Ohio voters by a 56-34% margin of support with 100% of the precincts reporting supported Issue 1 which was the abortion rights amendment to the Ohio Constitution.  Ohio joins California, Kentucky, Michigan, Montana, Vermont, and Kansas as states that have voted on abortion rights proposals since the U.S. Supreme Court reversed its landmark 1973 Roe v. Wade ruling.  Issue 1 was an amendment to the Ohio Constitution which can only truly be impacted by another constitutional amendment.
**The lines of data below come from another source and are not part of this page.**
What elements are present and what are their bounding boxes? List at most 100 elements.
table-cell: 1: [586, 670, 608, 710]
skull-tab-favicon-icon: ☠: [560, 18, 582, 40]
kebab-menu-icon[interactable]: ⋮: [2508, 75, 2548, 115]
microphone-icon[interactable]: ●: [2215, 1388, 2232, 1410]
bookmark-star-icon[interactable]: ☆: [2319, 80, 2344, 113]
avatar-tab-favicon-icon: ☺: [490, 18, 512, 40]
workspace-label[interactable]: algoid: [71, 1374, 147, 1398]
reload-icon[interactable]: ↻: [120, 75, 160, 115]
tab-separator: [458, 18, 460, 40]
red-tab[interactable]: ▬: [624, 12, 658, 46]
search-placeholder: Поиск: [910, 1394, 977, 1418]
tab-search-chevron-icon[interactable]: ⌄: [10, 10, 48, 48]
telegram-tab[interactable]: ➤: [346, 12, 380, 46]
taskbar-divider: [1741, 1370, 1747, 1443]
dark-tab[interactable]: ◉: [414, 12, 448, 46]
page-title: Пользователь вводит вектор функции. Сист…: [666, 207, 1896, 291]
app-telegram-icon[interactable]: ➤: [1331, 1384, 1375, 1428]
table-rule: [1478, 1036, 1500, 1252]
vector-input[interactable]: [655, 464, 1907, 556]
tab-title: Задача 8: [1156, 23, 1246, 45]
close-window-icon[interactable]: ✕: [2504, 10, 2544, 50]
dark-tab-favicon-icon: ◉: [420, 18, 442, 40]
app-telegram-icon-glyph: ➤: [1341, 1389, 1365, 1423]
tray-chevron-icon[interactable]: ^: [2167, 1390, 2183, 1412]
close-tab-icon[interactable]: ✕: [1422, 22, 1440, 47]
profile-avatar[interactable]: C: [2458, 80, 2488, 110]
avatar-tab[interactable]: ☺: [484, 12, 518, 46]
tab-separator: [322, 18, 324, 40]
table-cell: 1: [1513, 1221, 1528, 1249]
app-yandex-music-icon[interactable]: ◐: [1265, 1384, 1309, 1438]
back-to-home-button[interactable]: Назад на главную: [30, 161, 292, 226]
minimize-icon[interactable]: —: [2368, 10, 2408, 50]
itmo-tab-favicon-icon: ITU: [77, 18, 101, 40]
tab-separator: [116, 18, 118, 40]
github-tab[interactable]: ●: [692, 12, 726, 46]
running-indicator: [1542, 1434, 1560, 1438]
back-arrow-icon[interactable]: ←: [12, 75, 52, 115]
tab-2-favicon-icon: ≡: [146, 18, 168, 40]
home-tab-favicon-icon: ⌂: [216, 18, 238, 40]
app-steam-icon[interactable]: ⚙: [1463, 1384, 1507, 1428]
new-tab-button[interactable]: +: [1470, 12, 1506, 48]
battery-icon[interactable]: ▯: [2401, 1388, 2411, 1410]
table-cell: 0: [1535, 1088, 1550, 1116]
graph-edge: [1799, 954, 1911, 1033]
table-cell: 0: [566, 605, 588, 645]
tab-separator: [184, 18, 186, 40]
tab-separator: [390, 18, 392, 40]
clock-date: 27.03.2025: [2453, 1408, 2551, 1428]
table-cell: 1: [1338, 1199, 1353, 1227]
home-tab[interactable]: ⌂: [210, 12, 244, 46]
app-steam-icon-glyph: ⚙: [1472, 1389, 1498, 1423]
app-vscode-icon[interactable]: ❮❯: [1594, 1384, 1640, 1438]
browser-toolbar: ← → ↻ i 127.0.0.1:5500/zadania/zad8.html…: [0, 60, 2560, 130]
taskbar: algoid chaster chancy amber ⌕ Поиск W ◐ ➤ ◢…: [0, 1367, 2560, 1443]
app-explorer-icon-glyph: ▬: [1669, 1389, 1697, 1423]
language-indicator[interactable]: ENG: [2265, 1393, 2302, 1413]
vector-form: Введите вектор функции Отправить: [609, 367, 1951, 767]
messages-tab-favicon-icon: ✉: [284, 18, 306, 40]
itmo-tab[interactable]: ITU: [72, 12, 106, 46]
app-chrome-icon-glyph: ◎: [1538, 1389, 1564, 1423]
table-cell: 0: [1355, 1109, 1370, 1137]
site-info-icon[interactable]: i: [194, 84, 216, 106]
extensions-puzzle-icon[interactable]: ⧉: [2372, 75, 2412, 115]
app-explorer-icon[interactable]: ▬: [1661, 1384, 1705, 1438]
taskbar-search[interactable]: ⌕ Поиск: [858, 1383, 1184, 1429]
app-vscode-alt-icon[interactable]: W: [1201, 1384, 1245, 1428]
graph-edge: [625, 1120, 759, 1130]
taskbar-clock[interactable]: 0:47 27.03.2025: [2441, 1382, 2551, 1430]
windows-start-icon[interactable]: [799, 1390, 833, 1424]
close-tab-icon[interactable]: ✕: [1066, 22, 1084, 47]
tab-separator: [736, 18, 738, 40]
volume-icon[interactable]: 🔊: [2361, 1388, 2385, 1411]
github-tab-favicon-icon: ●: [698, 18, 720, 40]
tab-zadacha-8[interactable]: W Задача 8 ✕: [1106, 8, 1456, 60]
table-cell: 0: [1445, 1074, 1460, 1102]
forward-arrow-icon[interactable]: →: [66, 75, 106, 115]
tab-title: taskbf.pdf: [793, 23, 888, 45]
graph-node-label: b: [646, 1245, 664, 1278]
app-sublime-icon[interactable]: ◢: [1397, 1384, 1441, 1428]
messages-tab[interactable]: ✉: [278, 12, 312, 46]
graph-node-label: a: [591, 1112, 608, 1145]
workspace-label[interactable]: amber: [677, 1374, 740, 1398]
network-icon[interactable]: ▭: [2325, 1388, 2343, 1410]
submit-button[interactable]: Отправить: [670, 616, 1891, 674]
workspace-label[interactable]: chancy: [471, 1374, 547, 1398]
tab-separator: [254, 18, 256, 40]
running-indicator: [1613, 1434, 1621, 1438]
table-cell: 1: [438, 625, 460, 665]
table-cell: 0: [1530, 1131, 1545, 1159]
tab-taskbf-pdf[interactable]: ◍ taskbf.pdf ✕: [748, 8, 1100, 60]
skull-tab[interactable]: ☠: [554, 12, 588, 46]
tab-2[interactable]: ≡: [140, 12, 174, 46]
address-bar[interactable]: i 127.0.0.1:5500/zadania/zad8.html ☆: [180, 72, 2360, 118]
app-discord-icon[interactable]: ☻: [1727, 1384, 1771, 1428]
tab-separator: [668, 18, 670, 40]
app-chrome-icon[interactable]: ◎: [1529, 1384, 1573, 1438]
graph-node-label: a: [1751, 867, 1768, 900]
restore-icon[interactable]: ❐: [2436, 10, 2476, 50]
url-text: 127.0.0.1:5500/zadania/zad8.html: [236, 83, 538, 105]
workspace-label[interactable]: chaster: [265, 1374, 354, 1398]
Opponents of Issue 1 are making noises that a repeal of this constitutional amendment is a route they are seriously considering for the March 2024 Primary Election.  Ohio voters by almost an equal margin of 56%-44% supported a legislative initiative, Issue 2 to permit recreational use of marijuana.  The Ohio General Assembly had enacted medical marijuana legislation, but the marijuana industry crafted and pushed for Issue 2 to expand their market in the Buckeye State.  Unlike Issue 1, Issue 2 is a legislative initiative.  The Ohio General Assembly can impact how Issue 2 is implemented and could even repeal the initiative—although with 56% support for the initiative that is highly unlikely. Arguments the public health and business community made about the dangers of additional drug use simply did not connect with the voters and the resources to oppose Issue 2 were not substantial as the likelihood of the issue passing were strong from the state.

Statehouse Republicans should be paying attention not just how many counties had a majority of their voters support Issue 1 and Issue 2 but where these counties were.  No surprise that large urban counties that have shifted to the Democrats over the last several years as they supported Issue 1 and 2.  Issue 1 won overwhelmingly in Ohio’s largest cities − passing with nearly 73% of the vote in Franklin County, 74% in Cuyahoga County and 65% in Hamilton County, according to unofficial results − but it also won in suburban counties like Delaware (59% of the vote), Lake (60%) and Lorain (62.4%). However, counties in rural Southeast Ohio supported Issue 2 while exurban Ohio counties and longtime, union friendly counties in Northern Ohio supported both Issue 1 and 2.  These “Republican” counties in reality may not be the traditional conservative counties on social issues that Republicans leaders had hoped they would be. It is also interesting that the recreational marijuana legislative initiative was supported by more counties than the abortion amendment but the margin of victory was the same statewide.  This illustrates both ballot issues has broad voter support but the abortion issues carried substantially more intensity of support among its proponents than the recreational marijuana issue. The voters have spoken but no doubt the fight on both policy issues has not stopped.  Issue 2 will be a major topic for the Ohio General Assembly and Issue 1 will result in litigation for years to come as opponents now shift their fights to the courtroom and opponents ponder a repeal ballot issue.